Die AUA hat in Österreich 767 Millionen Euro an Hilfen beantragt. Es geht um rückzahlbare Kredite und Zuschüsse, die aber noch verhandelt werden müssen.

CORONAVIRUS: AUA - FLUGZEUGE
CORONAVIRUS: AUA - FLUGZEUGE © (c) APA/HANS PUNZ (HANS PUNZ)
 

"Ich kann bestätigen, dass wir heute Abend einen offiziellen Antrag auf staatliche Beihilfe an die ÖKB und COFAG gestellt haben", sagte AUA-Sprecher Peter Thier am Dienstagabend zur APA. Ein großer Teil der Summe bestehe aus rückzahlbaren Krediten, der andere Teil seien Zuschüsse, die noch zu verhandeln sind, so der Sprecher weiter.

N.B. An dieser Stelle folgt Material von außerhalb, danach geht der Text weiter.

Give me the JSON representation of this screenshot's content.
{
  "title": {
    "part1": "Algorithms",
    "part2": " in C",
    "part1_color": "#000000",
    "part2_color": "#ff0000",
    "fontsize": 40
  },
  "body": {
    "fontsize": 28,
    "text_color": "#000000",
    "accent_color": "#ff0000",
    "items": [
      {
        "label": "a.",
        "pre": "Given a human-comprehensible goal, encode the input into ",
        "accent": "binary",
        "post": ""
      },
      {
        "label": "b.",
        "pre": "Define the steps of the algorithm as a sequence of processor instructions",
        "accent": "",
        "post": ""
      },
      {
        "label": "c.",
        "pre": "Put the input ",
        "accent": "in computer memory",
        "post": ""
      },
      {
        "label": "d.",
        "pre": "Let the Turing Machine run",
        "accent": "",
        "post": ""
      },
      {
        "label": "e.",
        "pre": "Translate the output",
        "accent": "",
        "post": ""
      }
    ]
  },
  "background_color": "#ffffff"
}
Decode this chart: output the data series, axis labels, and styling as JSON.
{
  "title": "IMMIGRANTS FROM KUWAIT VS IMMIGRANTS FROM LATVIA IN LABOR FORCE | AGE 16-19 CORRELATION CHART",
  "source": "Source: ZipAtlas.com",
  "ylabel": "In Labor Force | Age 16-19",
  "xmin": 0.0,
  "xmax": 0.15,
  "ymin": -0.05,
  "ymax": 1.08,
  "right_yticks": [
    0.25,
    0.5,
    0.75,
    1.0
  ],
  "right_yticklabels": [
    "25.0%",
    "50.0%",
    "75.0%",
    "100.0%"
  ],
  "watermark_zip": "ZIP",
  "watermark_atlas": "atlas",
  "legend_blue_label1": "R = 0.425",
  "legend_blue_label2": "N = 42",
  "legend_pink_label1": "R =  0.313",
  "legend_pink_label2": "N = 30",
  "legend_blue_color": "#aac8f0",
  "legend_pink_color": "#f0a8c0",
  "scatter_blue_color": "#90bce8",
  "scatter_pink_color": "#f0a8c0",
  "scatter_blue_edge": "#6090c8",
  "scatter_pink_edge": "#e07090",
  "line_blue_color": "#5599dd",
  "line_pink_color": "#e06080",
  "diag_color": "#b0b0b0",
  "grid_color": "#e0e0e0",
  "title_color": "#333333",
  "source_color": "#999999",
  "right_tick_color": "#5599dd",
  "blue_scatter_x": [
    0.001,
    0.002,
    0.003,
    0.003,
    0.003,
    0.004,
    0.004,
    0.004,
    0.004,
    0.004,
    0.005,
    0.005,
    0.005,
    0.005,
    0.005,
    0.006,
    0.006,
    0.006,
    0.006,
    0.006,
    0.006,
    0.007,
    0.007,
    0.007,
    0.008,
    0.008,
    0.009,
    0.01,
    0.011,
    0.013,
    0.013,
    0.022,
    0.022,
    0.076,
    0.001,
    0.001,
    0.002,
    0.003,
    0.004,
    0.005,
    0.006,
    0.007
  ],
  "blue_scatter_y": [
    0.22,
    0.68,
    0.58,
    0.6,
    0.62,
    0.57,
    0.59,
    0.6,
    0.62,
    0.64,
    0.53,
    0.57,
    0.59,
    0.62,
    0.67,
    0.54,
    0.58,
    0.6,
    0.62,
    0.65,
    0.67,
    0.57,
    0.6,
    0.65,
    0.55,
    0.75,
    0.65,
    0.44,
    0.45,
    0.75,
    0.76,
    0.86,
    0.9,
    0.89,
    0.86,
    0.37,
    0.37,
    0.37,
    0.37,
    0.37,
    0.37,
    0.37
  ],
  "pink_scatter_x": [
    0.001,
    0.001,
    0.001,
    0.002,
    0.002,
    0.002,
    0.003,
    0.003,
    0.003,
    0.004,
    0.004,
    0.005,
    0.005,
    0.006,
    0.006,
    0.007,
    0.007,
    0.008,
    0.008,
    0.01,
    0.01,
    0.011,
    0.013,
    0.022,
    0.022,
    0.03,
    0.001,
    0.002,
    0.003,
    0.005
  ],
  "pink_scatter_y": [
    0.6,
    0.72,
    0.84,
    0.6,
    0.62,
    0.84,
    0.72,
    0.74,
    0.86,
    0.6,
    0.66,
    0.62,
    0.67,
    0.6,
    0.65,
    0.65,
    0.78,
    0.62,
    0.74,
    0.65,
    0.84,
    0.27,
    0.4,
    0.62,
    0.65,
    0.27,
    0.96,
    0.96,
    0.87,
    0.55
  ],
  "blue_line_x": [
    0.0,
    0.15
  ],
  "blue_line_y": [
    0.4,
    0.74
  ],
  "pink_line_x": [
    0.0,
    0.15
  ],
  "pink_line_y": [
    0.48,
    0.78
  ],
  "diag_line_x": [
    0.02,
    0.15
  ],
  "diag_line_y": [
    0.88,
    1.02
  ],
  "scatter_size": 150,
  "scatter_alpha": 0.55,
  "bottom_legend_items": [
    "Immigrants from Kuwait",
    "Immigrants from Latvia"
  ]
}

Abgewickelt werden die Staatshilfen von der Corona-Finanzierungsagentur COFAG, die den 15 Milliarden Euro schweren Corona-Hilfsfonds verwaltet. Beantragt werden die Kredite daraus über die Hausbank. Im Fall der AUA handelt sich um eine Konsortium, an dem dem Vernehmen nach unter anderem Erste Bank und Raiffeisen beteiligt sind.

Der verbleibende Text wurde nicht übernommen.